Constructs containing an intact glcV gene complemented the chromosomal insertion mutation of strain PAS394, restoring sensitivity to phage P35h4 (as shown by cross streak tests [Fig. 3B]). The mutant (PAS394) containing plasmids that lacked the 3' end of glcV or contained an in-frame deletion of glcV, eliminating 28% of the coding region, was phage resistant. The presence of an intact pmpA gene was irrelevant for restoration of phage sensitivity. We concluded from these results that glcV produced a product that was necessary and sufficient to restore phage sensitivity to the mutant.
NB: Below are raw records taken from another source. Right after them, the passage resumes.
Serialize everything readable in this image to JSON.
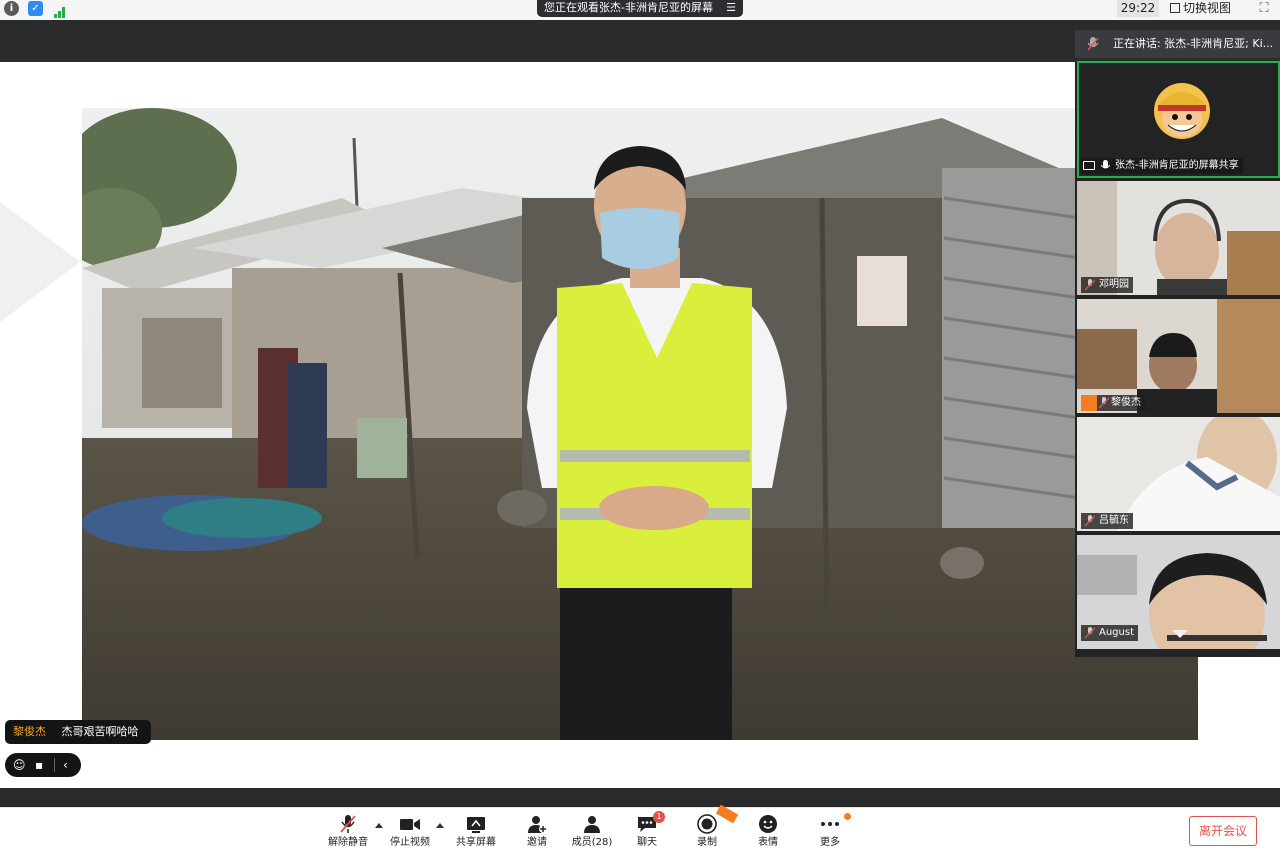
{
  "topbar": {
    "sharing_banner": "您正在观看张杰-非洲肯尼亚的屏幕",
    "timer": "29:22",
    "switch_view": "切换视图"
  },
  "speaking": "正在讲话: 张杰-非洲肯尼亚; Ki...",
  "participants": [
    {
      "name": "张杰-非洲肯尼亚的屏幕共享"
    },
    {
      "name": "邓明园"
    },
    {
      "name": "黎俊杰"
    },
    {
      "name": "吕毓东"
    },
    {
      "name": "August"
    }
  ],
  "chat": {
    "name": "黎俊杰",
    "message": "杰哥艰苦啊哈哈"
  },
  "toolbar": {
    "unmute": "解除静音",
    "stop_video": "停止视频",
    "share_screen": "共享屏幕",
    "invite": "邀请",
    "members": "成员(28)",
    "chat": "聊天",
    "chat_badge": "1",
    "record": "录制",
    "reactions": "表情",
    "more": "更多"
  },
  "leave": "离开会议",
  "colors": {
    "accent_green": "#27b04a",
    "leave_red": "#e0524f",
    "chat_name": "#f5a524"
  }
}
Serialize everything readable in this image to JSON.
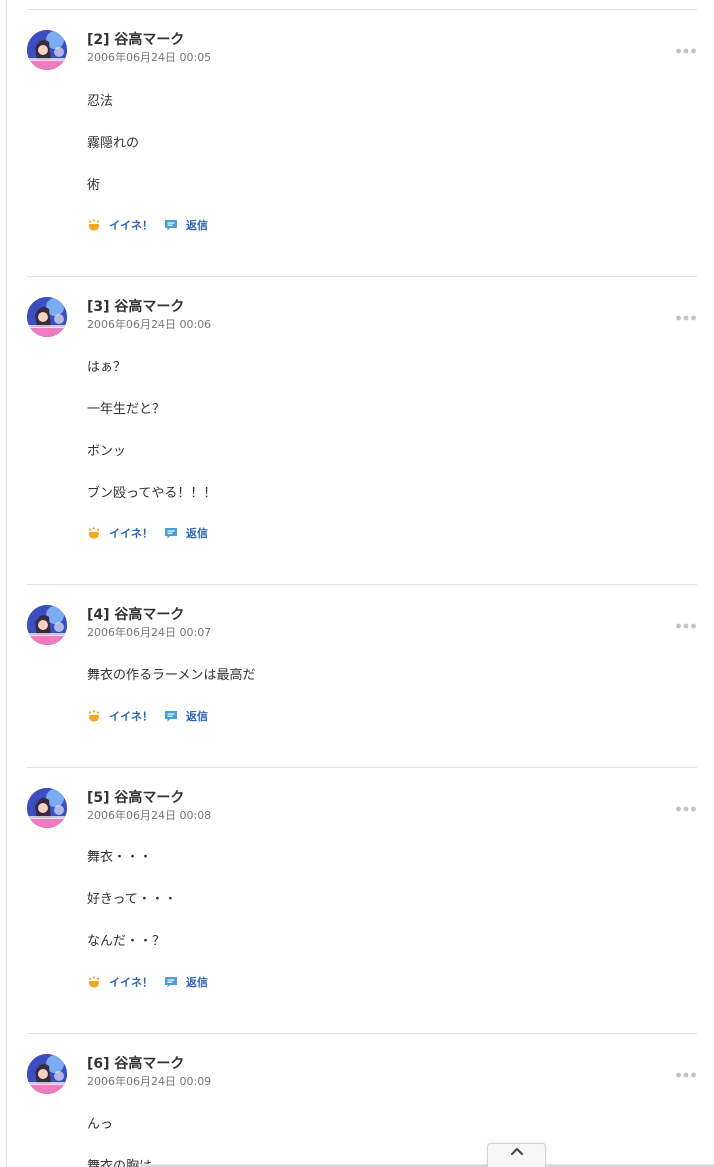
{
  "comments": [
    {
      "name": "[2] 谷高マーク",
      "date": "2006年06月24日 00:05",
      "lines": [
        "忍法",
        "霧隠れの",
        "術"
      ],
      "like_label": "イイネ！",
      "reply_label": "返信"
    },
    {
      "name": "[3] 谷高マーク",
      "date": "2006年06月24日 00:06",
      "lines": [
        "はぁ？",
        "一年生だと？",
        "ボンッ",
        "ブン殴ってやる！！！"
      ],
      "like_label": "イイネ！",
      "reply_label": "返信"
    },
    {
      "name": "[4] 谷高マーク",
      "date": "2006年06月24日 00:07",
      "lines": [
        "舞衣の作るラーメンは最高だ"
      ],
      "like_label": "イイネ！",
      "reply_label": "返信"
    },
    {
      "name": "[5] 谷高マーク",
      "date": "2006年06月24日 00:08",
      "lines": [
        "舞衣・・・",
        "好きって・・・",
        "なんだ・・？"
      ],
      "like_label": "イイネ！",
      "reply_label": "返信"
    },
    {
      "name": "[6] 谷高マーク",
      "date": "2006年06月24日 00:09",
      "lines": [
        "んっ",
        "舞衣の胸は"
      ]
    }
  ],
  "icons": {
    "avatar": "avatar-image",
    "menu": "more-dots-icon",
    "like": "hand-like-icon",
    "reply": "speech-bubble-icon",
    "scroll_top": "chevron-up-icon"
  },
  "colors": {
    "link": "#2a64b7",
    "like_icon": "#f5a623",
    "reply_icon": "#4a9fd8",
    "divider": "#e3e3e3"
  }
}
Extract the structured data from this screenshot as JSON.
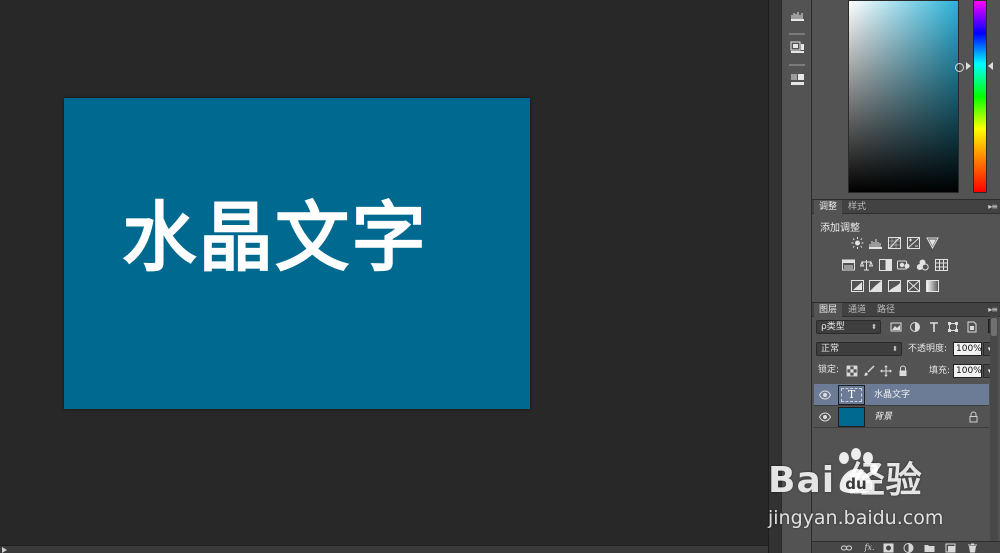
{
  "canvas": {
    "text": "水晶文字",
    "bg_color": "#00698f",
    "text_color": "#ffffff"
  },
  "adjustments_panel": {
    "tabs": [
      "调整",
      "样式"
    ],
    "title": "添加调整"
  },
  "layers_panel": {
    "tabs": [
      "图层",
      "通道",
      "路径"
    ],
    "filter_kind": "ρ类型",
    "blend_mode": "正常",
    "opacity_label": "不透明度:",
    "opacity_value": "100%",
    "lock_label": "锁定:",
    "fill_label": "填充:",
    "fill_value": "100%",
    "layers": [
      {
        "name": "水晶文字",
        "type": "text",
        "thumb_glyph": "T",
        "selected": true
      },
      {
        "name": "背景",
        "type": "background",
        "locked": true,
        "selected": false
      }
    ]
  },
  "watermark": {
    "main": "Bai  经验",
    "sub": "jingyan.baidu.com"
  },
  "colors": {
    "workspace": "#282828",
    "panel": "#535353",
    "selection": "#6c7b96"
  }
}
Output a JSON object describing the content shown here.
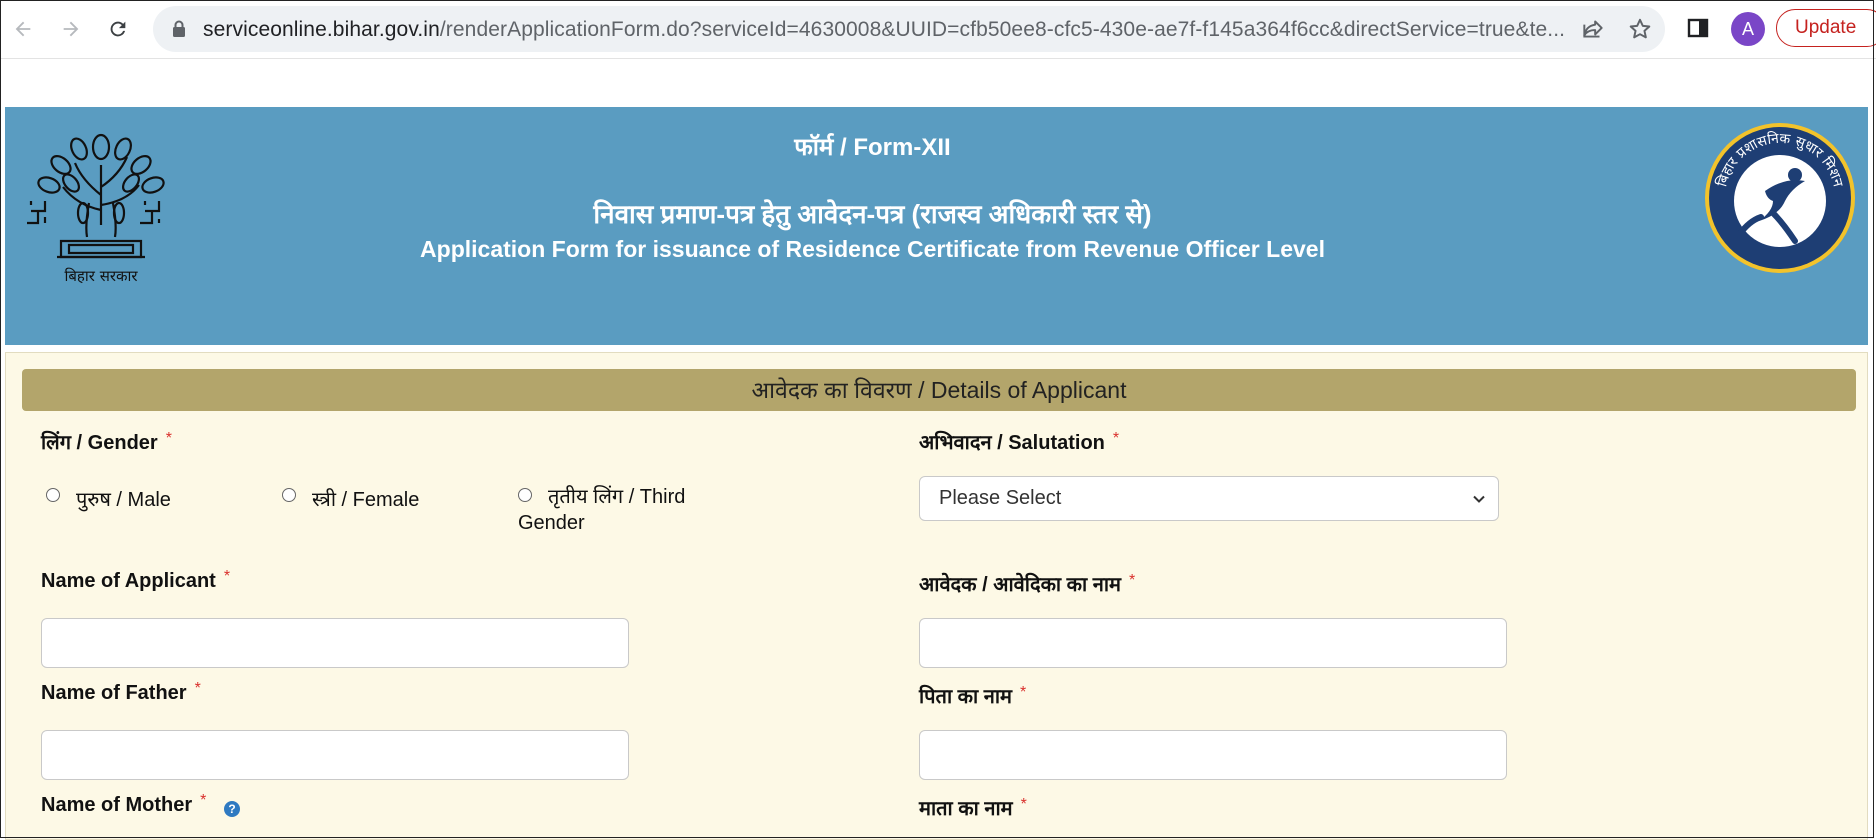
{
  "browser": {
    "url_host": "serviceonline.bihar.gov.in",
    "url_path": "/renderApplicationForm.do?serviceId=4630008&UUID=cfb50ee8-cfc5-430e-ae7f-f145a364f6cc&directService=true&te...",
    "avatar_letter": "A",
    "update_label": "Update"
  },
  "header": {
    "form_title": "फॉर्म / Form-XII",
    "hindi_title": "निवास प्रमाण-पत्र हेतु आवेदन-पत्र (राजस्व अधिकारी स्तर से)",
    "english_title": "Application Form for issuance of  Residence Certificate from Revenue Officer Level",
    "left_logo_caption": "बिहार सरकार",
    "right_logo_text": "बिहार प्रशासनिक सुधार मिशन"
  },
  "form": {
    "section_title": "आवेदक का विवरण / Details of Applicant",
    "gender_label": "लिंग / Gender",
    "gender_options": [
      "पुरुष / Male",
      "स्त्री / Female",
      "तृतीय लिंग / Third",
      "Gender"
    ],
    "salutation_label": "अभिवादन / Salutation",
    "salutation_value": "Please Select",
    "name_label_en": "Name of Applicant",
    "name_label_hi": "आवेदक / आवेदिका का नाम",
    "father_label_en": "Name of Father",
    "father_label_hi": "पिता का नाम",
    "mother_label_en": "Name of Mother",
    "mother_label_hi": "माता का नाम",
    "required_mark": "*",
    "help_mark": "?"
  }
}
Plaquing efficiency tests provided a sensitive quantitative corollary to the qualitative cross streak tests by showing that glcV was key to restoring phage sensitivity (Fig. 4). With one exception (pPAS64), all constructs showing complementation by the cross streak test increased plaquing efficiency from zero (no plaques) to a level indistinguishable from that of the parent (ca. 5 x 10⁹ PFU). It was unclear why pPAS64 did not complement as fully as the other constructs bearing the parental glcV gene. However, while statistically noteworthy, the difference was decidedly minor. We chose pPAS94 as the plasmid to employ in subsequent complementation tests because it was the smallest of the glcV-containing clones created and it restored phage sensitivity to a level indistinguishable from that of the parent (Fig. 3B and 4). Below, we compare the complemented mutant (PAS394/pPAS94 [phage sensitive]) with the uncomplemented mutant (PAS394/PKSV7 [phage resistant]) and the parental strain harboring the cloning vector (F6214-1/pKSV7 [phage sensitive]).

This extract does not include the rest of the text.